Zunächst einmal bedeutet es, dass die CSU deutlich Stimmen verliert. Das dürfte in erster Linie dadurch geschehen, dass der bayerische CDU-Landesverband zahlreiche Stimmen an die AfD abgeben muss. Die Umfragewerte sprechen insoweit eine deutliche Sprache.

Zudem müssen aber auch die Grünen Stimmen hinzu gewinnen, damit sie die CSU auch tatsächlich in diesen Stimmkreisen überholen können. Dass ihnen das gelingt, dürfte vor allem an der Marginalisierung der SPD liegen. Im Wettlauf der Rotgrünen nach links liegen die Grünen derzeit weit vorne. Sie ziehen die Stimmen des linken Lagers auf sich, sodass sie – was bei einer relativen Mehrheitswahl zählt – auch als Einzelpartei auf respektable Werte kommen.

CSU-Mandate sind also in Gefahr, weil die SPD verliert und AfD und Grüne gewinnen. Wenn man sich als SPD-ler darüber freuen mag, bitte. Die eigenen Ansprüche sind wohl schon sehr niedrig.

Grüne: Abschaffen

Es wird nicht reichen, die Verbrennungsmotoren durch Elektroantriebe zu ersetzen. Die Autos müssen von der Straße.

„Und wie soll ich dann zur Arbeit kommen?“ – „Gar nicht, Arbeit wird auch abgeschafft.“

Wenigstens konsequent…

https://www.stuttgarter-nachrichten.de/inhalt.radikale-mobilitaetswende-gruene-jugend-will-autos-abschaffen.ecd6cecf-3871-4a59-9158-f7e31f943572.html

Grüne Wissenschaft

„Der gefährliche Trend der Diffamierung von Wissenschaft nimmt weltweit zu. Und auch hierzulande werden wissenschaftliche Ergebnisse zur #Klimakrise oder der Genderforschung diskreditiert, verunglimpft oder geleugnet.

Wir stehen der Seite all derer, die für freie Wissenschaft und eine starke Zivilgesellschaft auf die Straße gehen.“

So hat es die Grüne Bundestagsfraktion auf Facebook verlauten lassen.

Sehr erfreulich übrigens die Kommentare: Praktisch alle der oben stehenden Kommentare sind negativ.

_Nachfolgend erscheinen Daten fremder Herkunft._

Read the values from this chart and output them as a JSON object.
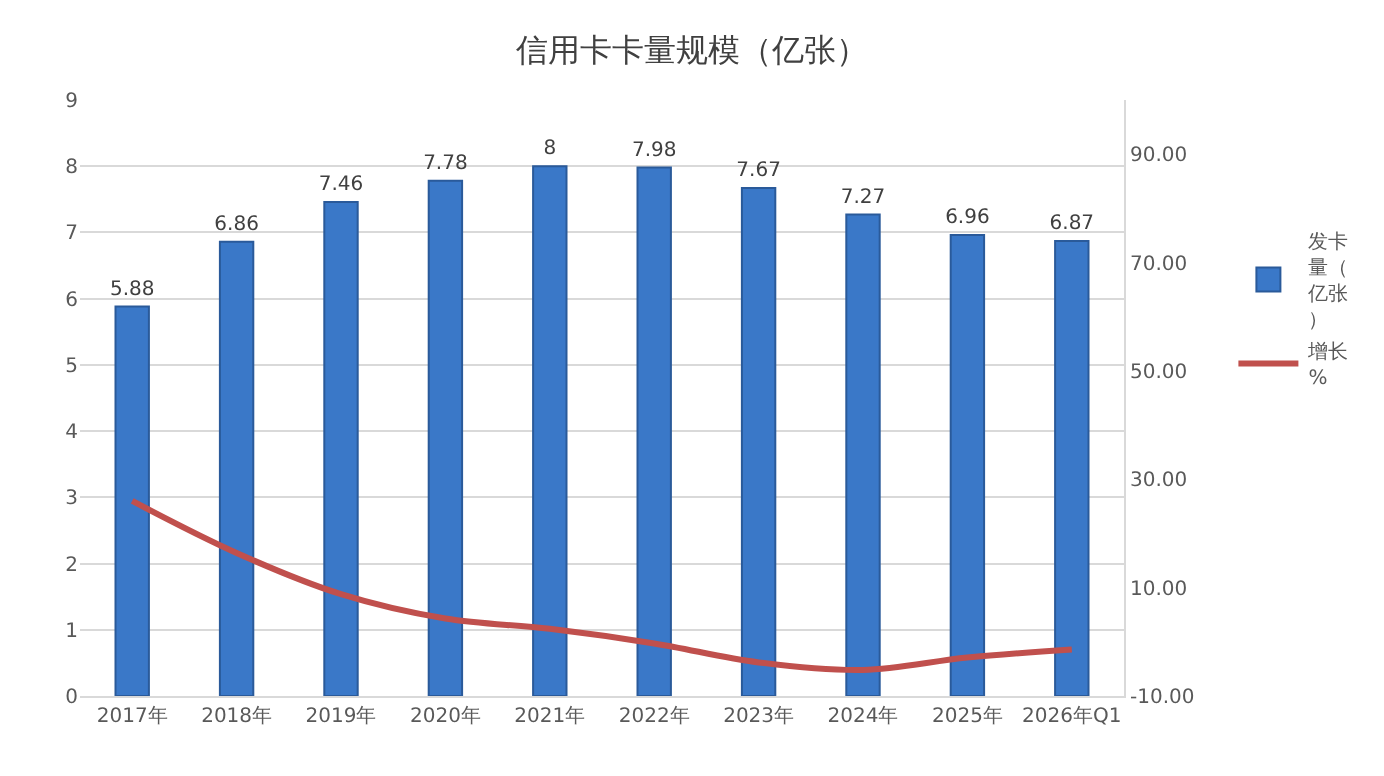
{
  "chart_data": {
    "type": "bar",
    "title": "信用卡卡量规模（亿张）",
    "categories": [
      "2017年",
      "2018年",
      "2019年",
      "2020年",
      "2021年",
      "2022年",
      "2023年",
      "2024年",
      "2025年",
      "2026年Q1"
    ],
    "series": [
      {
        "name": "发卡量（亿张）",
        "color": "#3a78c8",
        "values": [
          5.88,
          6.86,
          7.46,
          7.78,
          8,
          7.98,
          7.67,
          7.27,
          6.96,
          6.87
        ],
        "value_labels": [
          "5.88",
          "6.86",
          "7.46",
          "7.78",
          "8",
          "7.98",
          "7.67",
          "7.27",
          "6.96",
          "6.87"
        ]
      },
      {
        "name": "增长%",
        "type": "line",
        "axis": "y2",
        "color": "#c0504d",
        "values": [
          26,
          16.4,
          8.8,
          4.3,
          2.4,
          -0.3,
          -3.8,
          -5.2,
          -2.9,
          -1.4
        ]
      }
    ],
    "ylim": [
      0,
      9
    ],
    "yticks": [
      0,
      1,
      2,
      3,
      4,
      5,
      6,
      7,
      8,
      9
    ],
    "y2lim": [
      -10,
      100
    ],
    "y2ticks": [
      {
        "value": -10,
        "label": "-10.00"
      },
      {
        "value": 10,
        "label": "10.00"
      },
      {
        "value": 30,
        "label": "30.00"
      },
      {
        "value": 50,
        "label": "50.00"
      },
      {
        "value": 70,
        "label": "70.00"
      },
      {
        "value": 90,
        "label": "90.00"
      }
    ],
    "grid": "y",
    "legend": "right",
    "marker": "none",
    "line_style": "solid"
  }
}
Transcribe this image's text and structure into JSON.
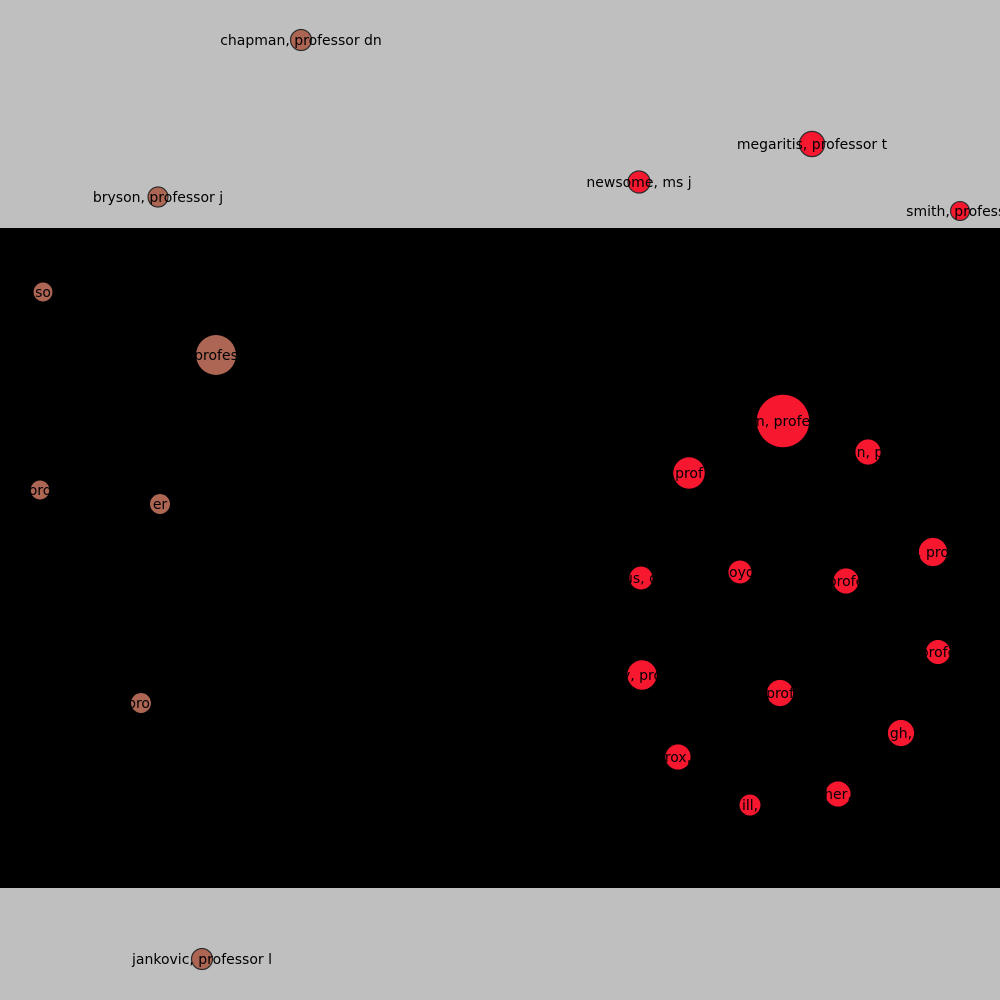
{
  "colors": {
    "background": "#bfbfbf",
    "panel": "#000000",
    "group_brown": "#ad6554",
    "group_red": "#f7172f",
    "outline": "#2b2b2b"
  },
  "network": {
    "nodes": [
      {
        "id": "chapman",
        "label": "chapman, professor dn",
        "group": "brown",
        "size": 1.0,
        "outlined": true
      },
      {
        "id": "megaritis",
        "label": "megaritis, professor t",
        "group": "red",
        "size": 1.2,
        "outlined": true
      },
      {
        "id": "newsome",
        "label": "newsome, ms j",
        "group": "red",
        "size": 1.05,
        "outlined": true
      },
      {
        "id": "bryson",
        "label": "bryson, professor j",
        "group": "brown",
        "size": 0.95,
        "outlined": true
      },
      {
        "id": "smith",
        "label": "smith, professo",
        "group": "red",
        "size": 0.9,
        "outlined": true
      },
      {
        "id": "jankovic",
        "label": "jankovic, professor l",
        "group": "brown",
        "size": 1.0,
        "outlined": true
      },
      {
        "id": "b1",
        "label": "so",
        "group": "brown",
        "size": 0.9,
        "outlined": false
      },
      {
        "id": "b2",
        "label": "profes",
        "group": "brown",
        "size": 1.9,
        "outlined": false
      },
      {
        "id": "b3",
        "label": "oro",
        "group": "brown",
        "size": 0.9,
        "outlined": false
      },
      {
        "id": "b4",
        "label": "er",
        "group": "brown",
        "size": 0.95,
        "outlined": false
      },
      {
        "id": "b5",
        "label": "prof",
        "group": "brown",
        "size": 0.95,
        "outlined": false
      },
      {
        "id": "r1",
        "label": "n, profe",
        "group": "red",
        "size": 2.5,
        "outlined": false
      },
      {
        "id": "r2",
        "label": "in, p",
        "group": "red",
        "size": 1.2,
        "outlined": false
      },
      {
        "id": "r3",
        "label": "prof",
        "group": "red",
        "size": 1.5,
        "outlined": false
      },
      {
        "id": "r4",
        "label": ", pro",
        "group": "red",
        "size": 1.35,
        "outlined": false
      },
      {
        "id": "r5",
        "label": "us, d",
        "group": "red",
        "size": 1.1,
        "outlined": false
      },
      {
        "id": "r6",
        "label": "loyd",
        "group": "red",
        "size": 1.1,
        "outlined": false
      },
      {
        "id": "r7",
        "label": "profe",
        "group": "red",
        "size": 1.2,
        "outlined": false
      },
      {
        "id": "r8",
        "label": "profe",
        "group": "red",
        "size": 1.15,
        "outlined": false
      },
      {
        "id": "r9",
        "label": "y, pro",
        "group": "red",
        "size": 1.4,
        "outlined": false
      },
      {
        "id": "r10",
        "label": "prof",
        "group": "red",
        "size": 1.25,
        "outlined": false
      },
      {
        "id": "r11",
        "label": "gh,",
        "group": "red",
        "size": 1.25,
        "outlined": false
      },
      {
        "id": "r12",
        "label": "rox,",
        "group": "red",
        "size": 1.2,
        "outlined": false
      },
      {
        "id": "r13",
        "label": "her,",
        "group": "red",
        "size": 1.2,
        "outlined": false
      },
      {
        "id": "r14",
        "label": "ill,",
        "group": "red",
        "size": 1.0,
        "outlined": false
      }
    ]
  }
}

Aber es ist kein Shitstorm, sondern eher ein Contradictionstorm, in dem rechtlich sachlich daran erinnert wird, dass die Grünen die Wissenschaft nur dann mögen, wenn es die ihrige ist.

Grüne verstoßen gegen Frauenquote

Die Grünen-Spitzenkandidatin Göring-Eckardt hat einen neuen Partner, er ist Vizepräsident der EKD. Von ihrem Mann, einem pensionierten Pfarrer, lebt sie getrennt.

Quelle: https://www.welt.de/politik/deutschland/article163742792/In-der-EKD-sind-wir-uns-ja-automatisch-begegnet.html

Nicht, dass mir das nicht völlig egal wäre. Aber sie hat zwei Männer nacheinander? War da bei den Grünen nicht mal was mit Frauenquote?